# What is the antiderivative of ln x?

Jun 29, 2016

$\int \ln x \mathrm{dx} = x \ln x - x + C$

#### Explanation:

The integral (antiderivative) of $\ln x$ is an interesting one, because the process to find it is not what you'd expect.
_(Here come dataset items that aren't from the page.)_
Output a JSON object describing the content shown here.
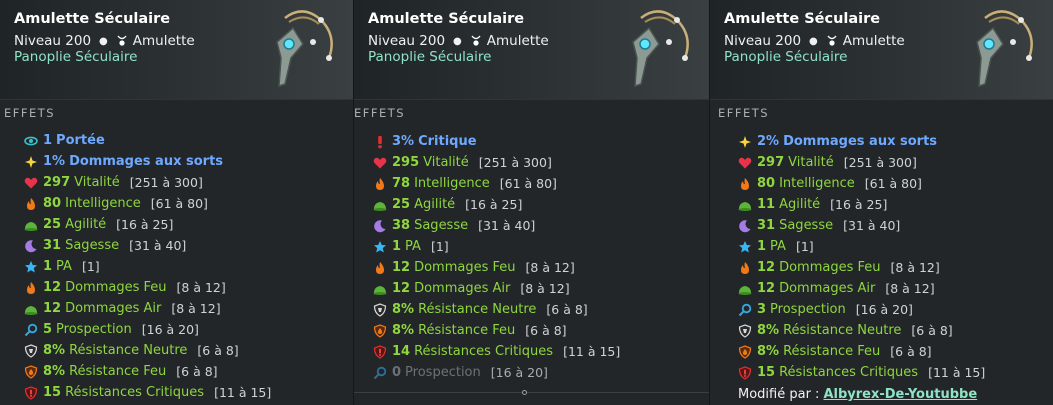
{
  "cards": [
    {
      "title": "Amulette Séculaire",
      "level": "Niveau 200",
      "type": "Amulette",
      "set": "Panoplie Séculaire",
      "effects_header": "EFFETS",
      "effects": [
        {
          "icon": "eye-icon",
          "value": "1",
          "label": "Portée",
          "range": "",
          "style": "blue"
        },
        {
          "icon": "sparkle-icon",
          "value": "1%",
          "label": "Dommages aux sorts",
          "range": "",
          "style": "blue"
        },
        {
          "icon": "heart-icon",
          "value": "297",
          "label": "Vitalité",
          "range": "[251 à 300]",
          "style": "green"
        },
        {
          "icon": "fire-icon",
          "value": "80",
          "label": "Intelligence",
          "range": "[61 à 80]",
          "style": "green"
        },
        {
          "icon": "agility-icon",
          "value": "25",
          "label": "Agilité",
          "range": "[16 à 25]",
          "style": "green"
        },
        {
          "icon": "moon-icon",
          "value": "31",
          "label": "Sagesse",
          "range": "[31 à 40]",
          "style": "green"
        },
        {
          "icon": "star-icon",
          "value": "1",
          "label": "PA",
          "range": "[1]",
          "style": "green"
        },
        {
          "icon": "fire-icon",
          "value": "12",
          "label": "Dommages Feu",
          "range": "[8 à 12]",
          "style": "green"
        },
        {
          "icon": "agility-icon",
          "value": "12",
          "label": "Dommages Air",
          "range": "[8 à 12]",
          "style": "green"
        },
        {
          "icon": "magnifier-icon",
          "value": "5",
          "label": "Prospection",
          "range": "[16 à 20]",
          "style": "green"
        },
        {
          "icon": "shield-neutral-icon",
          "value": "8%",
          "label": "Résistance Neutre",
          "range": "[6 à 8]",
          "style": "green"
        },
        {
          "icon": "shield-fire-icon",
          "value": "8%",
          "label": "Résistance Feu",
          "range": "[6 à 8]",
          "style": "green"
        },
        {
          "icon": "shield-crit-icon",
          "value": "15",
          "label": "Résistances Critiques",
          "range": "[11 à 15]",
          "style": "green"
        }
      ]
    },
    {
      "title": "Amulette Séculaire",
      "level": "Niveau 200",
      "type": "Amulette",
      "set": "Panoplie Séculaire",
      "effects_header": "EFFETS",
      "effects": [
        {
          "icon": "exclamation-icon",
          "value": "3%",
          "label": "Critique",
          "range": "",
          "style": "blue"
        },
        {
          "icon": "heart-icon",
          "value": "295",
          "label": "Vitalité",
          "range": "[251 à 300]",
          "style": "green"
        },
        {
          "icon": "fire-icon",
          "value": "78",
          "label": "Intelligence",
          "range": "[61 à 80]",
          "style": "green"
        },
        {
          "icon": "agility-icon",
          "value": "25",
          "label": "Agilité",
          "range": "[16 à 25]",
          "style": "green"
        },
        {
          "icon": "moon-icon",
          "value": "38",
          "label": "Sagesse",
          "range": "[31 à 40]",
          "style": "green"
        },
        {
          "icon": "star-icon",
          "value": "1",
          "label": "PA",
          "range": "[1]",
          "style": "green"
        },
        {
          "icon": "fire-icon",
          "value": "12",
          "label": "Dommages Feu",
          "range": "[8 à 12]",
          "style": "green"
        },
        {
          "icon": "agility-icon",
          "value": "12",
          "label": "Dommages Air",
          "range": "[8 à 12]",
          "style": "green"
        },
        {
          "icon": "shield-neutral-icon",
          "value": "8%",
          "label": "Résistance Neutre",
          "range": "[6 à 8]",
          "style": "green"
        },
        {
          "icon": "shield-fire-icon",
          "value": "8%",
          "label": "Résistance Feu",
          "range": "[6 à 8]",
          "style": "green"
        },
        {
          "icon": "shield-crit-icon",
          "value": "14",
          "label": "Résistances Critiques",
          "range": "[11 à 15]",
          "style": "green"
        },
        {
          "icon": "magnifier-icon",
          "value": "0",
          "label": "Prospection",
          "range": "[16 à 20]",
          "style": "grey"
        }
      ]
    },
    {
      "title": "Amulette Séculaire",
      "level": "Niveau 200",
      "type": "Amulette",
      "set": "Panoplie Séculaire",
      "effects_header": "EFFETS",
      "effects": [
        {
          "icon": "sparkle-icon",
          "value": "2%",
          "label": "Dommages aux sorts",
          "range": "",
          "style": "blue"
        },
        {
          "icon": "heart-icon",
          "value": "297",
          "label": "Vitalité",
          "range": "[251 à 300]",
          "style": "green"
        },
        {
          "icon": "fire-icon",
          "value": "80",
          "label": "Intelligence",
          "range": "[61 à 80]",
          "style": "green"
        },
        {
          "icon": "agility-icon",
          "value": "11",
          "label": "Agilité",
          "range": "[16 à 25]",
          "style": "green"
        },
        {
          "icon": "moon-icon",
          "value": "31",
          "label": "Sagesse",
          "range": "[31 à 40]",
          "style": "green"
        },
        {
          "icon": "star-icon",
          "value": "1",
          "label": "PA",
          "range": "[1]",
          "style": "green"
        },
        {
          "icon": "fire-icon",
          "value": "12",
          "label": "Dommages Feu",
          "range": "[8 à 12]",
          "style": "green"
        },
        {
          "icon": "agility-icon",
          "value": "12",
          "label": "Dommages Air",
          "range": "[8 à 12]",
          "style": "green"
        },
        {
          "icon": "magnifier-icon",
          "value": "3",
          "label": "Prospection",
          "range": "[16 à 20]",
          "style": "green"
        },
        {
          "icon": "shield-neutral-icon",
          "value": "8%",
          "label": "Résistance Neutre",
          "range": "[6 à 8]",
          "style": "green"
        },
        {
          "icon": "shield-fire-icon",
          "value": "8%",
          "label": "Résistance Feu",
          "range": "[6 à 8]",
          "style": "green"
        },
        {
          "icon": "shield-crit-icon",
          "value": "15",
          "label": "Résistances Critiques",
          "range": "[11 à 15]",
          "style": "green"
        }
      ],
      "modified_by_label": "Modifié par :",
      "modified_by_name": "Albyrex-De-Youtubbe"
    }
  ],
  "colors": {
    "green": "#8fd63f",
    "blue": "#6fa8ff",
    "grey": "#6b7275",
    "set": "#8fe3c4"
  }
}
We will be using integration by parts to find $\int \ln x \mathrm{dx}$:
$\int u \mathrm{dv} = u v - \int v \mathrm{du}$
Where $u$ and $v$ are functions of $x$.

Here, we let:
$u = \ln x \to \frac{\mathrm{du}}{\mathrm{dx}} = \frac{1}{x} \to \mathrm{du} = \frac{1}{x} \mathrm{dx}$ and $\mathrm{dv} = \mathrm{dx} \to \int \mathrm{dv} = \int \mathrm{dx} \to v = x$

Making necessary substitutions into the integration by parts formula, we have:
$\int \ln x \mathrm{dx} = \left(\ln x\right) \left(x\right) - \int \left(x\right) \left(\frac{1}{x} \mathrm{dx}\right)$
$\to \left(\ln x\right) \left(x\right) - \int \cancel{x} \left(\frac{1}{\cancel{x}} \mathrm{dx}\right)$
$= x \ln x - \int 1 \mathrm{dx}$
$= x \ln x - x + C \to$ (don't forget the constant of integration!)